Dans le train

 

Transsibérien 157a web

Nos billets portent la date de réservation, l’horaire du train et le numéro du wagon mais pas celui des places. Dans la mesure où nous embarquons à une escale, la seule, entre Moscou et Nijni-Novgorod, l’ordinateur sait que nous allons prendre les sièges de personnes qui, justement, y débarquent, mais il ne sait apparemment pas encore lesquelles. C’est donc avec la préposée au wagon, omniprésente et toute-puissante, que nous voyons la chose.

Nous nous retrouvons dans un compartiment à six places, c’est la règle en deuxième classe, avec trois jeunes gens, un homme et deux femmes. Le soleil a disparu lorsque nous quittons la gare. Aux bâtiments ex-soviétiques et décrépits succèdent quelques entrepôts et ateliers apparemment abandonnés puis de minuscules datchas, disparates et partiellement cachés dans des bouquets de végétation.

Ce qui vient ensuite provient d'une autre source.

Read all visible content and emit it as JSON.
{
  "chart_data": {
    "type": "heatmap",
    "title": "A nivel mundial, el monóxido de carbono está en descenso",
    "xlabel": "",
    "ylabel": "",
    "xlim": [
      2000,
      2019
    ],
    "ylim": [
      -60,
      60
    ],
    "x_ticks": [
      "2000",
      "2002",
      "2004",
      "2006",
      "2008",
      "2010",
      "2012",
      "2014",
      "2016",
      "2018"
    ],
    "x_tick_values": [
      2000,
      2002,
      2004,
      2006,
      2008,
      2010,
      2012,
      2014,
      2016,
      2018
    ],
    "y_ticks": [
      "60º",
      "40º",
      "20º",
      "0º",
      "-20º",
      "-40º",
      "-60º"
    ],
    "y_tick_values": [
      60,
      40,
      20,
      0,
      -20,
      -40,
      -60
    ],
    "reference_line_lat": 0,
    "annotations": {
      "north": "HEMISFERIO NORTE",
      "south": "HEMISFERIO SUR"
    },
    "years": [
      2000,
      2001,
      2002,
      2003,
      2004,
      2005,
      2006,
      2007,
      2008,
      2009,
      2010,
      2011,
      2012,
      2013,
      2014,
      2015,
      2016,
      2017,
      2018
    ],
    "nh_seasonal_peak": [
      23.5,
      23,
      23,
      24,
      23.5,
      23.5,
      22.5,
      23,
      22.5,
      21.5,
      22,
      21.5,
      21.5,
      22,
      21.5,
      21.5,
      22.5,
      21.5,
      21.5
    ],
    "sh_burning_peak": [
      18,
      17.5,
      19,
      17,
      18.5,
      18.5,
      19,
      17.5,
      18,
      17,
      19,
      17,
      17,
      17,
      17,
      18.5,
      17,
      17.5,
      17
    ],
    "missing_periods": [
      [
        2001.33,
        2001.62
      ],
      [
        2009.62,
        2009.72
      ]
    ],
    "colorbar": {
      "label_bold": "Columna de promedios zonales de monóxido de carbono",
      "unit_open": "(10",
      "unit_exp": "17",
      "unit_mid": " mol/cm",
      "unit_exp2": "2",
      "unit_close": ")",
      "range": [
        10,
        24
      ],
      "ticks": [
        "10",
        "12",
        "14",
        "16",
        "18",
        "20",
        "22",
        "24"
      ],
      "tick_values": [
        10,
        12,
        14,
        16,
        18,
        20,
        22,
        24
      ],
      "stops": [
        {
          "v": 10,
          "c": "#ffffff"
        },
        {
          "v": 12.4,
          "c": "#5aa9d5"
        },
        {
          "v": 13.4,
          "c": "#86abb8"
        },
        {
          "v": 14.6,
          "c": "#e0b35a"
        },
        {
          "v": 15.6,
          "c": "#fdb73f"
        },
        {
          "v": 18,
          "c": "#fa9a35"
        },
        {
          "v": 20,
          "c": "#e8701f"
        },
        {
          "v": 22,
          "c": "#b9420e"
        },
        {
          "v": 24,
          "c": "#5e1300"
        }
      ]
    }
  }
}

La préposée est venue servir le thé noir, dix roubles la tasse de porcelaine et nous avons tenté de manger les chocolats mis à disposition des passagers par la plus fameuse des fabriques de confiserie, d’ailleurs installée à Gorki. Sucré et mauvais, mais pas aussi infâme que le prétendu jus de pêches, également offert mais présenté en cube de carton.

Peu à peu, nous faisons connaissance avec nos trois comparses. Sveta, la plus vive et la plus tendre, est accompagnée d’un garçon plus grand qu’elle et qui couve des yeux une fille plus jeune, encore au lycée sans doute mais qui ne doit pas lui offrir que ses baisers. La gamine est noiraude, un rien effrontée. Ils ont commencé par jouer aux cartes puis nous nous sommes mis à parler. Tous trois sont étudiants, tous trois viennent d’un village assez proche de Gorki et tous trois ont passé leurs vacances à travailler comme serveurs à bord de ces bateaux qui, par fleuves et rivières, emmènent les touristes, plutôt russes sur les « petites » croisières, plutôt étrangers, finlandais ou japonais, sur les grandes. Toutes proportions gardées, c’est un bon coup et le garçon, qui officiait apparemment entre Moscou et St Pétersbourg, ne cache par qu’entre salaires et pourboires, surtout des Finlandais, il aura de quoi s’acheter une voiture. Russe et d’occasion, bien sûr. Il ne faut rien exagérer.

Que ce pays est pauvre! Qu’il est en retard, handicapé par un si long passé communiste que l’idée même d’entreprendre semble encore étrangère à la plupart ! Que la différence est grande entre l’apparence de prospérité qui prévaut à Moscou, du moins dans le premier cercle, et l’infinie précarité du reste du pays, à l’exception notoire de St Pétersbourg, aidée par son long passé « européen » et le soutien de Poutine.

Après deux heures de trajet, voici Gorki, aujourd’hui Nijni-Novgorod. Nous n’apercevons que furtivement l’escalier monumental, inspiré de celui d’Odessa, rendu célèbre par le mythique film d’Eisenstein retracent la mutinerie des marins du cuirassé Potemkine et dont les drapeaux rouges à faucille et marteau ont aujourd´hui été remplacés par d’autres, du même rouge mais à l’enseigne de Coca-Cola.